Tombak Es dilepaskan kearah Amura, ledakan diatas udara terjadi, dikala kabut es menghalangi pandangan, Zeres dengan sigap muncul dari balik kabut es, tebasan diluncurkan, itu mengenai dada Amura hingga memberikan luka yang parah, Amura turun menghentak bumi. Namun dikala dia menapakan kakinya ditanah, Zeres mengaktifkan sebuah jebakan untuk menjebak Amura dengan api merahnya.
“Menara es, hujan bintang eulazo. Berikan aku kekuatan Raja Tirani. Eago Lara Vias” sebuah lingkaran struktur sihir membentuk menara tinggi, hingga setiap lapisan dari struktur sihir itu menjadi es dan membekukan Amura didalamnya. Api panas tetap berkobar membakar, dan dinding menara es raksasa yang menahannya, yang tidak akan hancur bahkan oleh api sekalipun. Tapi ada sesuatu.
“Ini cukup lumayan, namun sihir yang pinjaman tidak akan mampu mempengaruhi orang yang diasal dari sihir itu. Kau meminjam energi sihir yang sangat besar dari sosok 3000 tahun lalu, yang telah menghancurkan kerajaan manusia, elf dan Vampire, dengan kata lain adalah aku” Dinding Es itu hancur, bahkan api merah milik Zeres dilahap oleh api hitam legam milik Amura.

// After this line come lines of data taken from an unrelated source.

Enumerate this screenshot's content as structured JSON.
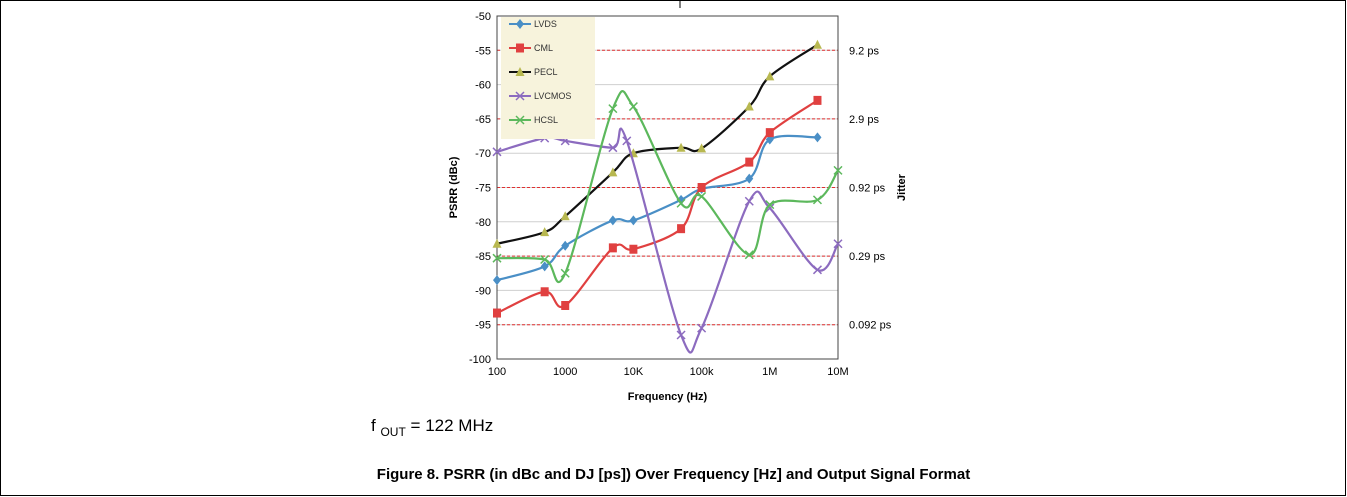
{
  "chart_data": {
    "type": "line",
    "xlabel": "Frequency (Hz)",
    "ylabel": "PSRR (dBc)",
    "y2label": "Jitter",
    "x_scale": "log",
    "xlim": [
      100,
      10000000
    ],
    "ylim": [
      -100,
      -50
    ],
    "x_ticks": [
      {
        "value": 100,
        "label": "100"
      },
      {
        "value": 1000,
        "label": "1000"
      },
      {
        "value": 10000,
        "label": "10K"
      },
      {
        "value": 100000,
        "label": "100k"
      },
      {
        "value": 1000000,
        "label": "1M"
      },
      {
        "value": 10000000,
        "label": "10M"
      }
    ],
    "y_ticks": [
      -50,
      -55,
      -60,
      -65,
      -70,
      -75,
      -80,
      -85,
      -90,
      -95,
      -100
    ],
    "grid": true,
    "legend_position": "top-left",
    "jitter_levels": [
      {
        "y": -55,
        "label": "9.2 ps"
      },
      {
        "y": -65,
        "label": "2.9 ps"
      },
      {
        "y": -75,
        "label": "0.92 ps"
      },
      {
        "y": -85,
        "label": "0.29 ps"
      },
      {
        "y": -95,
        "label": "0.092 ps"
      }
    ],
    "series": [
      {
        "name": "LVDS",
        "color": "#4a8fc6",
        "marker": "diamond",
        "x": [
          100,
          500,
          1000,
          5000,
          10000,
          50000,
          100000,
          500000,
          1000000,
          5000000
        ],
        "y": [
          -88.5,
          -86.5,
          -83.5,
          -79.8,
          -79.8,
          -76.8,
          -75.2,
          -73.7,
          -68.0,
          -67.7
        ]
      },
      {
        "name": "CML",
        "color": "#e04040",
        "marker": "square",
        "x": [
          100,
          500,
          1000,
          5000,
          10000,
          50000,
          100000,
          500000,
          1000000,
          5000000
        ],
        "y": [
          -93.3,
          -90.2,
          -92.2,
          -83.8,
          -84.0,
          -81.0,
          -75.0,
          -71.3,
          -67.0,
          -62.3
        ]
      },
      {
        "name": "PECL",
        "color": "#111111",
        "marker": "triangle",
        "x": [
          100,
          500,
          1000,
          5000,
          10000,
          50000,
          100000,
          500000,
          1000000,
          5000000
        ],
        "y": [
          -83.2,
          -81.5,
          -79.2,
          -72.8,
          -70.0,
          -69.2,
          -69.3,
          -63.2,
          -58.8,
          -54.2
        ]
      },
      {
        "name": "LVCMOS",
        "color": "#8c6bbf",
        "marker": "x",
        "x": [
          100,
          500,
          1000,
          5000,
          8000,
          50000,
          100000,
          500000,
          1000000,
          5000000,
          10000000
        ],
        "y": [
          -69.8,
          -67.8,
          -68.2,
          -69.2,
          -68.2,
          -96.5,
          -95.5,
          -77.0,
          -78.0,
          -87.0,
          -83.2
        ]
      },
      {
        "name": "HCSL",
        "color": "#5cb85c",
        "marker": "x",
        "x": [
          100,
          500,
          1000,
          5000,
          10000,
          50000,
          100000,
          500000,
          1000000,
          5000000,
          10000000
        ],
        "y": [
          -85.3,
          -85.5,
          -87.5,
          -63.5,
          -63.2,
          -77.3,
          -76.3,
          -84.8,
          -77.5,
          -76.8,
          -72.5
        ]
      }
    ]
  },
  "fout": {
    "prefix": "f",
    "sub": "OUT",
    "value": "= 122 MHz"
  },
  "caption": "Figure 8. PSRR (in dBc and DJ [ps]) Over Frequency [Hz] and Output Signal Format"
}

“Tidak mempan? Tapi bagaimana bisa?” Ucap Emilia dengan syoknya.
“Sudah kuduga ini akan terjadi” Ucap Zeres, namun dia nampak tenang dengan apa yang terjadi. Karena sebelumnya dia sudah tau bagaimana Amura pernah menunda kesombongannya yang digantikan dengan penyesalan dan rasa malu.
“Sudahlah kita sudahi pertarungan ini. Hutan ini hampir gundul dan sudah hancur parah, aku akui kalian pantas menjadi partner, jika dibandingkan dengan aku yang sering bekerja sendirian itu tidak cocok. Jika kalian berhenti ditengah perjuangan, maka aku akan menghancurkan kalian” Ujar Amura. 4 sayap hitam yang memancarkan cahaya biru berkilauan keluar dari punggungnya. Amura pergi meninggalkan mereka berdua untuk kembali kerumahnya.
“Siapa dia sebenarnya.” Tanya Emilia.
“Jika dia adalah memang sosok 3000 tahun lalu, apa kau akan percaya?” Tanya Zeres. Emilia menjawab.
“Entahlah. Aku kurang yakin, namun aku tidak akan mengingkarinya.” Balas Emilia.